Нил стоял между ними, явно не желая уходить и зная, что нет причины оставаться.
— Ну, я пойду, — сказал он наконец, — если ты пообещаешь сейчас же лечь в постель.
— Да, обещаю, Нил. — И Эмма обняла его и вдохнула лёгкий, отдающий морем запах его одеколона.
— Вы с Августом очень много для меня значите.
— Август и я, — вздохнул Нил и погладил Эмму по голове. — Да, это я знаю.
И, прежде чем отпустить её, взглянул на Джонса и сказал:
— Спокойной ночи, Эмма.
— Спокойной ночи, Нил.
Когда входная дверь захлопнулась, Киллиан спросил:
— А о чём это вы повздорили с Августом?
— Это не имеет никакого отношения к тому, что происходит.
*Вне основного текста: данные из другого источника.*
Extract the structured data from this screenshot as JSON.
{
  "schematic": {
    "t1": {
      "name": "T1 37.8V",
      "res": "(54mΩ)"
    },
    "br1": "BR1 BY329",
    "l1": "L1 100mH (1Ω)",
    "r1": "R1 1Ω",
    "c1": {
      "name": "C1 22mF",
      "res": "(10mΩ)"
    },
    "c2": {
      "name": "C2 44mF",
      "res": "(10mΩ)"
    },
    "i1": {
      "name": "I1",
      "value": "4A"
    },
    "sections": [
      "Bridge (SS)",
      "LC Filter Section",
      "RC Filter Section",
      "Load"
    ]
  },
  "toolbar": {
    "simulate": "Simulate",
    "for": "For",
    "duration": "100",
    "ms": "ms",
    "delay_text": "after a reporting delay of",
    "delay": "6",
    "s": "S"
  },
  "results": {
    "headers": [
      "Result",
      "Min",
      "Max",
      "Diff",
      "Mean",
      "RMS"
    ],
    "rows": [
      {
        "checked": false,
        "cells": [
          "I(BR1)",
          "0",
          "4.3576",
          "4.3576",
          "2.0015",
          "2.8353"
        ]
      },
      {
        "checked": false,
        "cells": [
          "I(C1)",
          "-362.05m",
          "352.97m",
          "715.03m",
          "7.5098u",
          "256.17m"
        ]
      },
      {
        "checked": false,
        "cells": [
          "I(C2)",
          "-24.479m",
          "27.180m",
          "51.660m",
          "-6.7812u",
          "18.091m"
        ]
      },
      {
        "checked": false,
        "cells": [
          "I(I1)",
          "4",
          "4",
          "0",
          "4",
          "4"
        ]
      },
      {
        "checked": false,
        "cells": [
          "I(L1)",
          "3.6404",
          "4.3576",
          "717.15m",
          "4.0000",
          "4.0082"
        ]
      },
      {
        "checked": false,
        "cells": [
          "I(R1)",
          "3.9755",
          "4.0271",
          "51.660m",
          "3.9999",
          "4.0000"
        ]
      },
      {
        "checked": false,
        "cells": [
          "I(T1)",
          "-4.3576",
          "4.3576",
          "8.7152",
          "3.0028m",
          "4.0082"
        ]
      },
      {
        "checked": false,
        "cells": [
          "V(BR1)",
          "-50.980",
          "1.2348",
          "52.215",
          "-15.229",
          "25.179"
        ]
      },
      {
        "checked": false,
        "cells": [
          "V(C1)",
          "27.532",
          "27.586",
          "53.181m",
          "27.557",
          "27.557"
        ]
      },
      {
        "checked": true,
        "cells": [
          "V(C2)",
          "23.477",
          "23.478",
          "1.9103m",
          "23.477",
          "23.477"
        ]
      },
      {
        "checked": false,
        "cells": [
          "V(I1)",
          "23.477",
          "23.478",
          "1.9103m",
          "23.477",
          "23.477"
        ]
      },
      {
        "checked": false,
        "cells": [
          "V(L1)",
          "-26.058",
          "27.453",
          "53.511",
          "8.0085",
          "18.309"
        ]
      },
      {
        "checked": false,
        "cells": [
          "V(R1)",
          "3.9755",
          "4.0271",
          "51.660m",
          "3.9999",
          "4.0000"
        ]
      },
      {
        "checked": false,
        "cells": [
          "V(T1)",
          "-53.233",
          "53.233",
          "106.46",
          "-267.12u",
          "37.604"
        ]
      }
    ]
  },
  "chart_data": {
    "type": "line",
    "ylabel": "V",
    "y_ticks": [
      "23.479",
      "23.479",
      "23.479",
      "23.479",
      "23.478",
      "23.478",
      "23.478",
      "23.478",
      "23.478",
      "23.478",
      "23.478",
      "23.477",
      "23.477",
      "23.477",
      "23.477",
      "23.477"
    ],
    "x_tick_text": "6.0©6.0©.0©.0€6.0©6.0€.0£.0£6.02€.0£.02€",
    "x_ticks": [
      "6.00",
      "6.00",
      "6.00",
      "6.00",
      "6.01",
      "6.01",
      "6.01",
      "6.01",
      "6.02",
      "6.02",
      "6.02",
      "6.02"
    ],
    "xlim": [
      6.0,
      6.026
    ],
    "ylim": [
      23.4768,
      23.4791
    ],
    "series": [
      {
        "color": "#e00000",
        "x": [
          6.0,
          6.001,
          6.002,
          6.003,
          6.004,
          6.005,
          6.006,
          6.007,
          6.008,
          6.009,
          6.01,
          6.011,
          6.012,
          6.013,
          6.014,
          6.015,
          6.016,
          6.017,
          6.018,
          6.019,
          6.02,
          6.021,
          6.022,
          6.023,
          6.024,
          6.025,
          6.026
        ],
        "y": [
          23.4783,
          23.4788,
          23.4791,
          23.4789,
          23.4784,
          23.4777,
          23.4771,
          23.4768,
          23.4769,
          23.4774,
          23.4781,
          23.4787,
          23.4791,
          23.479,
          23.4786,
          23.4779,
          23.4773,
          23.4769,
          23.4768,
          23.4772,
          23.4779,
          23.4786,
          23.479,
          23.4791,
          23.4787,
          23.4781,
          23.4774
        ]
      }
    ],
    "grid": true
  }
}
Это личное.
— Никаких личных дел сейчас быть не может!
— Но это было именно так, — Эмма повернулась и устало на него взглянула, однако между бровями залегла упрямая складка. — Джонс, у меня есть право иметь кое-какие личные проблемы.
— Я же просил тебя не встречаться ни с кем из них наедине.
— Ну, оштрафуй меня, — отрезала Эмма.
— Не стоит искушать меня, Свон, — Киллиан прямо встретил её негодующий взгляд. — И не делай этого впредь.
— Да, сержант, — и, недовольно вздохнув, Эмма провела рукой по волосам. — Извини…
— Не извиняйся. Просто выполняй то, о чём тебя просят.
— Ну, мне, наверное, надо идти спать. Я устала, — добавила Эмма, не глядя на Киллиана.
— Хорошо. — Но сам он не встал с места и всё так же пристально глядел на неё. — Поспи.
— Да-да, обязательно. Спокойной ночи.
Он слушал, как она поднимается по лестнице, потом швырнул сигарету в камин.
Наверху Эмма наполнила ванну.
«Всё, что мне сейчас надо, — подумала она, — таблетка аспирина от головной боли и горячая ванна, чтобы снять напряжение. А потом спать».
Она должна выспаться, всё тело этого требует. Впервые в жизни Эмма почувствовала, что истинная усталость невесома. Свон подождала, пока ванну окутал горячий пар, и затем легла в воду.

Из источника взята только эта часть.